A group of Korean researchers have developed a new technique for producing metal foams with highly ordered, sub-micrometre-scale pores.

Nanoporous foams have been a buzz word in materials research over the last decade, but much of the work has focused on organic or inorganic materials. Until recently, producing metallic foams with reliable pore size remained elusive. With their high surface area, such foams have been proposed for use in a range of applications, from sensors to high-efficiency heat-exchangers.

AFM images of (a) the top morphology of the nanoporous Cu foam taken at a low magnification and (b) the smooth surface of a zoomed-in Cu strut with an average surface roughness (Ra) ~13 nm.
AFM images of (a) the top morphology of the nanoporous Cu foam taken at a low magnification and (b) the smooth surface of a zoomed-in Cu strut with an average surface roughness (Ra) ~13 nm.

In a recent issue of Materials Letters, a Korean research group presented a new technique for producing copper and nickel foams that display sub-micrometre-scale, highly-ordered pores. They believe that these foams could be promising electrode materials for energy storage systems, such as the next generation of batteries.

To produce these foams, the team developed a modified electroless plating technique, based on a proximity-field nanopatterned (PnP) polymer template. The polymer template was produced in-house, and activated so that it became catalytic. The template was then plated with either nickel of copper (to a thickness of 45 – 51 nm), resulting in foams with uniform pore size or up to 330 nm in diameter.

The researchers, who published the work in Materials Letters [doi:10.1016/j.matlet.2014.05.043], believe that their technique offers a number of advantages over conventional techniques – by using the polymer template, it can produce highly ordered submicron pores in both Ni and Cu foams, and the resulting foams can be several tens of microns in thickness. The use of electroless plating also has the added benefit of preventing corrosion of the metal in the foam.  

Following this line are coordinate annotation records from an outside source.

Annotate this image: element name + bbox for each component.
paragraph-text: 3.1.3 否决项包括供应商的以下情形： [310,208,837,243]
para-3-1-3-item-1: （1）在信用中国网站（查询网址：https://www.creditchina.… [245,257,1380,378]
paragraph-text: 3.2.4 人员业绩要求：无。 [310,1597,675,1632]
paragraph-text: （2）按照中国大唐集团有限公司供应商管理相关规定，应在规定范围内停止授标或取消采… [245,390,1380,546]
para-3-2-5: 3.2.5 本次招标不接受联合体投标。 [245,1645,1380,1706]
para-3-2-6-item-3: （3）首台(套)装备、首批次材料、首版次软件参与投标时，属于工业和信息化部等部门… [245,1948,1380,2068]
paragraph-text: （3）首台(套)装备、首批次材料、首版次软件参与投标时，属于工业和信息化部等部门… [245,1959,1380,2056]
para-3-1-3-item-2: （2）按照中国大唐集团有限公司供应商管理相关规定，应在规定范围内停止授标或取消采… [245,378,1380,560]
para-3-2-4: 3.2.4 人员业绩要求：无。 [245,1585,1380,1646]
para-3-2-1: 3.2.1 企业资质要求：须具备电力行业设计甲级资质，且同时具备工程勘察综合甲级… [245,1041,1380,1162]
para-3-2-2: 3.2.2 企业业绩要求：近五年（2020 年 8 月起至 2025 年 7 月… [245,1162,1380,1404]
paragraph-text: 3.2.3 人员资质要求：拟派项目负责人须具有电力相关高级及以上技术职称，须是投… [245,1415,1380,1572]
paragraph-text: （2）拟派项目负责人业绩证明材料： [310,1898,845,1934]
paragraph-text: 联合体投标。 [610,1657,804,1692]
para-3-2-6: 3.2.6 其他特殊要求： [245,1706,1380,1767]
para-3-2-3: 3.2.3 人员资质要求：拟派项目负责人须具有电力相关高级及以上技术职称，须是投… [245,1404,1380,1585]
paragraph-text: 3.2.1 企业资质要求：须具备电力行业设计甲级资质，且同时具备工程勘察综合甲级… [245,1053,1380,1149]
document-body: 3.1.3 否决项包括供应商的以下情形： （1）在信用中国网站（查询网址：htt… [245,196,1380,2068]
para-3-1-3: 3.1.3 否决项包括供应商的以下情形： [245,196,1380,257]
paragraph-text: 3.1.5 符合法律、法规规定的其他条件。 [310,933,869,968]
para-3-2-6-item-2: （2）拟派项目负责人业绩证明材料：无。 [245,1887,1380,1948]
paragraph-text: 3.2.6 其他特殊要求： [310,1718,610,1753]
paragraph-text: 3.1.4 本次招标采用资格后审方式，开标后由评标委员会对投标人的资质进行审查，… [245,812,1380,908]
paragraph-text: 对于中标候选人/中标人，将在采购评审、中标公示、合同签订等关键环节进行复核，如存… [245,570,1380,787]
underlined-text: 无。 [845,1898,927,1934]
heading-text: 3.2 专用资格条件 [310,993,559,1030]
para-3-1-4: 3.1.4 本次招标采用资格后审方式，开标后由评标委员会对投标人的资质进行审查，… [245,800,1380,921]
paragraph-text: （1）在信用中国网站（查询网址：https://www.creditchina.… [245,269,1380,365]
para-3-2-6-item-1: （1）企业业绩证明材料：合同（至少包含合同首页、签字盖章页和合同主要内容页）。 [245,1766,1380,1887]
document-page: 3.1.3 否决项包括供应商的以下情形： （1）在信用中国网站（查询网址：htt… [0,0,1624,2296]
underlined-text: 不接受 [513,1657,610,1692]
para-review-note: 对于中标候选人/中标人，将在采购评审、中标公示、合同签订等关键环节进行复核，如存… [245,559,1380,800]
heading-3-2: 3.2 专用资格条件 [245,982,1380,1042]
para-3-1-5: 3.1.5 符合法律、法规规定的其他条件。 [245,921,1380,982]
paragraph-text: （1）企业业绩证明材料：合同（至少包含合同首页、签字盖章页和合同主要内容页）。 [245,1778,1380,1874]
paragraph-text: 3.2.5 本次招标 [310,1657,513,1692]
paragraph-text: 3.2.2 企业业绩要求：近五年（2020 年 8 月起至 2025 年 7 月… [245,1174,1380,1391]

Mechanical strength is also a key consideration for all battery materials, and so the strut structure of the Cu and Ni foams was also analysed, and was found to outperform other types of metallic foams fabricated by the conventional de-alloying process.

The structural and mechanical properties of the metal foams render them suitable for practical applications, such as for use as electrodes in batteries, dye-sensitised solar cells, or fuel cells.